Née à Sète le 27 août 1952, Corinne Desarzens vit et travaille à Nyon. Myope, astigmate et presbyte. Trois adolescents. Deux chats Maine Coon. Poisson-Tambour (Campiche), Le verbe être et les secrets du caramel (Aire) sont ses deux derniers titres parus.

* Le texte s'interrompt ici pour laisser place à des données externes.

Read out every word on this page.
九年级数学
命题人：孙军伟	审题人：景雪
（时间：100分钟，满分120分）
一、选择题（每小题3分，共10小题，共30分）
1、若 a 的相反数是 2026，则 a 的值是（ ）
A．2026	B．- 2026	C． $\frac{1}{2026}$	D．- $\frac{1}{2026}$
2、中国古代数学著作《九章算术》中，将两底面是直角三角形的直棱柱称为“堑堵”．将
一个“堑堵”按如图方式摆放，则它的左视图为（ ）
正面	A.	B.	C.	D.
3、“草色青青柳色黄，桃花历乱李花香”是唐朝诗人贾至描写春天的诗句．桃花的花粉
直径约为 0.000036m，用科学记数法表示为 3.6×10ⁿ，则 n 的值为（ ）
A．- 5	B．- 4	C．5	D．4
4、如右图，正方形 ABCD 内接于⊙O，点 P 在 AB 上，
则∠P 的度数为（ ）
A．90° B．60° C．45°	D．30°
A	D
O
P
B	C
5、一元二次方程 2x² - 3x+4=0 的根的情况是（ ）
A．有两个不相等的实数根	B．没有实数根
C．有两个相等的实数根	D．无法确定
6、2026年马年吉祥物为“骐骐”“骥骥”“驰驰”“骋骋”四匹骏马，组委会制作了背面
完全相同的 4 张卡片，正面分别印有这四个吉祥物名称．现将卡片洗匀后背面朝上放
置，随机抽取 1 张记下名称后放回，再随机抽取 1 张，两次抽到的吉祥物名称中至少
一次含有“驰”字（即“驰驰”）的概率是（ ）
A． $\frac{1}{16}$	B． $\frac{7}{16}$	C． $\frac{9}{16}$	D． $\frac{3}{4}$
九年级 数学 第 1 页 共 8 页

Rêve à l'adolescence : ressembler aux autres
Couleur : châtaigne, cacao
Goût : le revers des vrais timbres-poste
Musique : Toccata de Khatchatourian
Rituel : nager jusqu'au plongeoir au large de la plage de Nyon
Media préféré : la radio
Terre : les îles de la reine Charlotte
Aventure : le vin. Echanger une bouteille, à la suite d'une petite annonce, contre une histoire sur le vin. A suivre dans Passe-moi les jumelles , mercredi 7 novembre prochain.
Découvertes-livres : La voix par Arnaldur Indridason (Métailié)
et surtout, avec 6 ans de retard, La légende de Seabiscuit par Laura Hillenbrand (J'ai lu), sur un cheval de course des années 1930. Merveilleux. A lire au grand galop.
Une phrase : Ne garde rien pour une occasion spéciale. Chaque jour que tu vis est une occasion spéciale.

 

La noix noire

Ses hauts talons évitent les trottoirs fissurés. Balance, plus grande qu'elle ne l'est en réalité, sur de minces jambes très blanches, Neshe. Car elle s'appelle Neshe. Turque de Nicosie. Rencontrée dans un train il y a sept ans, en même temps que Constantis, lui, Grec de Nicosie. Elle a quarante-cinq ans, un grand fils à Istanbul et une colonne dans un journal, un courrier de lecteurs qui sont sa famille. Ils lui racontent la forme humide de leur corps sur la pierre, le dernier jour de l'été. Des choses qu'on ne lit nulle part ailleurs dans aucun journal.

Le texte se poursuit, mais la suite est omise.